The more I make art, the less supplies I need. Do you feel the same? I used to hoard supplies, because I loved experimenting with everything, trying out different brands, exploring everything I could get my hands on. As I’ve matured in my art practice, I feel that less is more, and I don’t have that urge to buy every new product in the market.
Having said that, I can never have enough pencils. That’s a staple, right? So today I’d like to share three interesting types of pencils I just recently discovered and loved.
One With Public Relations – Palomino Blackwing Pencil
This is like the Moleskine of pencils, if you know what I mean. It’s a beautifully designed pencil, whose lead is manufactured in Japan, it’s dark and soft and smooth, and many artists and ordinary people (ha!) I know swear by it, saying they can never go back to using regular pencils. You can purchase it here.
One That Is Invisible – Non-Photo Blue Pencil
The special light-blue color of this pencil will become invisible when you photocopy or scan anything drawn or marked with it. This means you could sketch with this pencil and then color your sketches, and skip that annoying part of erasing the pencil marks. In the past, people used this pencil to mark or comment on texts and illustrations, and that was very convenient, because you could continue working on the same piece, and the marks would not appear on the final version.
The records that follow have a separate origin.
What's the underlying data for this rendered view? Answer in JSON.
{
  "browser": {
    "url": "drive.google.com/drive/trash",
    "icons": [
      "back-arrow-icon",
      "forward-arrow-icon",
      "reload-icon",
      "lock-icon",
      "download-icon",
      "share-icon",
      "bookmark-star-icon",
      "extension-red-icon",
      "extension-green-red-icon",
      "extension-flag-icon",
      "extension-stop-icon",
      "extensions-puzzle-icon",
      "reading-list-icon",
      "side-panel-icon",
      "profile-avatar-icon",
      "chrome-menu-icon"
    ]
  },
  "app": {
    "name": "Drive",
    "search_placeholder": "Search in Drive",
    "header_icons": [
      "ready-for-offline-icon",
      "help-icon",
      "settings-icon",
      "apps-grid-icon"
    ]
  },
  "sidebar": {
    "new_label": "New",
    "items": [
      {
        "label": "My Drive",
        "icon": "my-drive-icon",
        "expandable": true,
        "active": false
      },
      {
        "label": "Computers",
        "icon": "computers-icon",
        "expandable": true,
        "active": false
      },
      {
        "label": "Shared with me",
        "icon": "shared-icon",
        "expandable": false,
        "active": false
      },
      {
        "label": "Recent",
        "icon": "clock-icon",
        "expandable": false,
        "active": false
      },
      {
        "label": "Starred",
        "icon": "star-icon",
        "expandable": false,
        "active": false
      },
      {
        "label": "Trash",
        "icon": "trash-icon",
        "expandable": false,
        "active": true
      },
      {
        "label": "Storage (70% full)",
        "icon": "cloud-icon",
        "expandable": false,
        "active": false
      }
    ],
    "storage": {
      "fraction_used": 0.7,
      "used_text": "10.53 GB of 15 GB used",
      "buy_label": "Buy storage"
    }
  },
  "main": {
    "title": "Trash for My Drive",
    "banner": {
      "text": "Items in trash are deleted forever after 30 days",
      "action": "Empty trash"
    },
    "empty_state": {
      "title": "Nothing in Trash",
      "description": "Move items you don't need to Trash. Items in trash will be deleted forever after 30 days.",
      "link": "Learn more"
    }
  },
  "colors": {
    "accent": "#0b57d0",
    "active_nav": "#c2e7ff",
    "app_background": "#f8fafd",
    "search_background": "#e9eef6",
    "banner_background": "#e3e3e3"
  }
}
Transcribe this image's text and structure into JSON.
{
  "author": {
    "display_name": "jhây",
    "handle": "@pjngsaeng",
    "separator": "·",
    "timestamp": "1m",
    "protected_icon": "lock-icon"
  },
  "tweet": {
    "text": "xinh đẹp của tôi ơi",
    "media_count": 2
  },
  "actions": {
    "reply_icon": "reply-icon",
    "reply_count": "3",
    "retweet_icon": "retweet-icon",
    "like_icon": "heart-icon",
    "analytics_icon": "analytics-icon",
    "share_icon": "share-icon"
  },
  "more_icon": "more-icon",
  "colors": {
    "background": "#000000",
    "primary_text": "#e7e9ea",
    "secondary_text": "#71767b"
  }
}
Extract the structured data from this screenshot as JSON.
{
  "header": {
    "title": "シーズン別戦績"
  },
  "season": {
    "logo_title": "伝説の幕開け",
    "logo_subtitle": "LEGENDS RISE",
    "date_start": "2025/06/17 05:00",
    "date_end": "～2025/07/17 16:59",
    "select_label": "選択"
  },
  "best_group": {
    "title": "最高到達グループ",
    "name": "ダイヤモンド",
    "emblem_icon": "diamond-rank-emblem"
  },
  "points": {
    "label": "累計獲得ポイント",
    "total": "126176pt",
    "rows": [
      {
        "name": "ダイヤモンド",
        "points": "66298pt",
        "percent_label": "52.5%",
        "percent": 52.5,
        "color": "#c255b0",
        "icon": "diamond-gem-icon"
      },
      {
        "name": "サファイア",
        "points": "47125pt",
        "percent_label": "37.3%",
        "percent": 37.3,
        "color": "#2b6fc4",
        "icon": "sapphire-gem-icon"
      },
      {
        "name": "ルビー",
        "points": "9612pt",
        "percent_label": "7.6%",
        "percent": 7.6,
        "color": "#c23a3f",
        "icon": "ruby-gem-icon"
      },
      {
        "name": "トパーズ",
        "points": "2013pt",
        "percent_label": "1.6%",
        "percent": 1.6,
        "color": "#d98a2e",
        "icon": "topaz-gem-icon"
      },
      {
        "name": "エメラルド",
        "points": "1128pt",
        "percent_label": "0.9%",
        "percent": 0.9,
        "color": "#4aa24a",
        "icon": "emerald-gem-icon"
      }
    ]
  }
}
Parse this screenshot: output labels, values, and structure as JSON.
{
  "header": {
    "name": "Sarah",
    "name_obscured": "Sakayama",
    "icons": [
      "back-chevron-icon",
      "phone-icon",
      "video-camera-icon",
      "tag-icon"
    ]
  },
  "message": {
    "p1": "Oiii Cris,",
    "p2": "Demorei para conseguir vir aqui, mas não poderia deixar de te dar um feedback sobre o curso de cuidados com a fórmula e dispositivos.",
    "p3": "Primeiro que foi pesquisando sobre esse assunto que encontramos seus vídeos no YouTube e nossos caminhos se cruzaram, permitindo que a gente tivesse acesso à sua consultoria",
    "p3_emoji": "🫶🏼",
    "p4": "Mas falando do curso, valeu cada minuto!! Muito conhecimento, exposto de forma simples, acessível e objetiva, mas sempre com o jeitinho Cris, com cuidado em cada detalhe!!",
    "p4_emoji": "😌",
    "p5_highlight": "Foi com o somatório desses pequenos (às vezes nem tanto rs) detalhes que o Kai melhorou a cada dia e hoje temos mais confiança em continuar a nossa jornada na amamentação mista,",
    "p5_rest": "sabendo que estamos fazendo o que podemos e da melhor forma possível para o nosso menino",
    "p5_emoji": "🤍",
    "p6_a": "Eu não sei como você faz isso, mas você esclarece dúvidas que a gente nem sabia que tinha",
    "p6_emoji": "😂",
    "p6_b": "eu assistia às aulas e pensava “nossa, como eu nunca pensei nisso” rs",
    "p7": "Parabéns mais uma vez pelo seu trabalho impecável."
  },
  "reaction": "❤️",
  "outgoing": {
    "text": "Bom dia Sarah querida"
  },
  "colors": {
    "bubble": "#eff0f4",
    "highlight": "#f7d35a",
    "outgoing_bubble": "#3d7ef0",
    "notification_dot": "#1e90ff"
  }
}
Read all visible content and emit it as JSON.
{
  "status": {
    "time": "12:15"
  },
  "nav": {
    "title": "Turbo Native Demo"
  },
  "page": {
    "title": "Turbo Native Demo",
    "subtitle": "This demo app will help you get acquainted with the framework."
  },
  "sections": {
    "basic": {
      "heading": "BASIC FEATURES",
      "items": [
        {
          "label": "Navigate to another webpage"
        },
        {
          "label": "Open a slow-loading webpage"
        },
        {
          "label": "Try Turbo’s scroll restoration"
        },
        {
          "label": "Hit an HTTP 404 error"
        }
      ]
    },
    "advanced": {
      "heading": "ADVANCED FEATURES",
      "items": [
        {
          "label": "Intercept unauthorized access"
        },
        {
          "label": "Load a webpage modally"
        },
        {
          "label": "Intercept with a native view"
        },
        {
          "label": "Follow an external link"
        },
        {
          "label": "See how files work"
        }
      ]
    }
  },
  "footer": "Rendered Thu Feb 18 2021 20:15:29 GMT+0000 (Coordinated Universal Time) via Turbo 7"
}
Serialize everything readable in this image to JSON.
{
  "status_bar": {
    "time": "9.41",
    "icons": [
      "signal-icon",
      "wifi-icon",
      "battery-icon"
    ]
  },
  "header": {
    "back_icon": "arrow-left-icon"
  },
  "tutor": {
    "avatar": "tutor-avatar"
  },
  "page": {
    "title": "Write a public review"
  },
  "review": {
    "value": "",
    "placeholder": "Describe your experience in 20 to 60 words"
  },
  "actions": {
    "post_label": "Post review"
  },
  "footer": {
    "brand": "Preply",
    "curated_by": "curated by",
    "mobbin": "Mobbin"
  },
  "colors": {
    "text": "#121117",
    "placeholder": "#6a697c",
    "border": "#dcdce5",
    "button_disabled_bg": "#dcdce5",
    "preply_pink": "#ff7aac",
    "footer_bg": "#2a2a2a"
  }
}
How does it work – you use the non-photo blue pencil to draw, and then color your drawing, or go over the final lines. The next step would be to photocopy or scan your work, so that in your final version all the sketching and other stages marked with non-photo blue will disappear. I can think of so many cool things to do with this pencil! Here’s a cool little video about it. And here’s a link to purchase it.
And One That’s Not An Actual Pencil – Liquid Pencil
This is a pencil-less pencil! It’s feel and look are identical to those of a pencil, but you could use a brush or a fountain pen to work with it! It’s much easier to cover larger spaces with it, and you could dilute it in water to get some more shades. Just like a regular pencil, liquid pencil is eraseable and you can smudge and create value using it, just like you would with a regular pencil. This is a great video of how to use it, and this is a link if you would like to buy it.
Do you love pencils as much as I do? Have you ever tried working with any one of the above? I’d love to hear about your experience!